I shook my head and watched him splash into the waves, then wandered over to Kalcedon, who stood scowling with his arms crossed twenty feet down the rocky beach.

“You look like a sea-hag,” he informed me sourly as I drew near. “And your breath stinks like wine.”

“Yes, I’m aware,” I said with a smile, raising a hand to my knotted, salt-crusted hair. Kalcedon bit his lip and deflated a little, the scowl softening as he looked me over. There was worry in his eyes, a hollowness that ached.

“You aren’t hurt?” His voice was low.

“Just a headache. I’m fine .” My hands were smarting from the rowing, but he was in a bad enough mood without me mentioning it.

“Good.” He sniffed and looked away. “So? Why did you leave?”

“The city?”

“ Home. ” He raised his eyebrows as he said the word, as if it were obvious. “Can we go back now? Did you do whatever you needed to do?”

I scratched my cheek.

“I’m not going back. I’m going to join the Temple.”

Kalcedon’s face shifted strangely, brow furrowed, mouth parted, eyes wide.

“They can’t want you,” he told me in flat disbelief.

“They asked me to figure out why the Ward came down,” I said defensively, hurting even though he was right.

“No they didn’t.” The look on Kalcedon’s face hadn’t changed.

“Yes, they did. They said if I could figure it out, they’d let me in.”

“You don’t stand a chance,” he growled. “This is idiotic. You don’t belong here, Meda. You’re barely a witch, no matter how brilliant you are. Come home .”

“Well.” I sighed, and met him in the eyes. “I’m going to try, either way. You can come if you want. Not that I need your help.”

Kalcedon glared at me. A long moment passed. His face wavered. Finally he snapped.

“ Fine . We’ll go see the Sable-Pall stone. As soon as you take a bath. You stink.”

I was too tired to ask him why he wanted to go to Sable-Pall. If I were thinking straight, I probably would have passed out from sheer excitement. There were seven stones holding up the Ward, and if Kalcedon thought a particular one had something to do with the fall, that was news . We were closer to Buis than Sable-Pall.
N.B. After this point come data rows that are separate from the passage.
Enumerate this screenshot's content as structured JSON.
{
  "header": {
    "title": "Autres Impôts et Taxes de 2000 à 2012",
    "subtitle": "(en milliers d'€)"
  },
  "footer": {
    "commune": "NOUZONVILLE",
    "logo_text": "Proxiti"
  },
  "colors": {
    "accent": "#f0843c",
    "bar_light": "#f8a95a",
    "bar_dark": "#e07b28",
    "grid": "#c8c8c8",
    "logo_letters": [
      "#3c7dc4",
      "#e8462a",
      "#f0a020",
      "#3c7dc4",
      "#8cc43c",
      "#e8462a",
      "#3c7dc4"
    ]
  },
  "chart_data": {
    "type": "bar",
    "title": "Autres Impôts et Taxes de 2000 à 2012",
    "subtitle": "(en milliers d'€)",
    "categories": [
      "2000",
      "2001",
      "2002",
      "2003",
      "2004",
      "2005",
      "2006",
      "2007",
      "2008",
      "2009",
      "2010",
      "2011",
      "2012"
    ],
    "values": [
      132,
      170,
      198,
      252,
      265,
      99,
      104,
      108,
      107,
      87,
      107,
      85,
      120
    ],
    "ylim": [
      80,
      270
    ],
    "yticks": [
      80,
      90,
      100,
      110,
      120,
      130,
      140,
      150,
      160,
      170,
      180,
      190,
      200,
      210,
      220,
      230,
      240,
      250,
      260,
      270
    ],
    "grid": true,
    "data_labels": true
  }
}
But just then, I only nodded. I was barely even listening.

“Sure. I need to talk to a woman at the harbor. And eat, and maybe nap. You have a few argor, right? I was robbed.” I stretched, twisting my shoulders one way and then the other to turn my aching spine. Kalcedon’s back jerked straight.

“You were—! Horns, Meda, how stupid do you have to be?”

My gaze flickered towards Oraik, wondering what he’d make of Kalcedon’s tone, and of the sacrilegious curse against the prince’s horned goddess. But Oraik was already offshore, through the wave-break and riding the swells against the tide.

“I guess I wasn’t paying close enough attention,” I told Kalcedon. “Now come on. It’s an hour’s walk and my head is killing me.”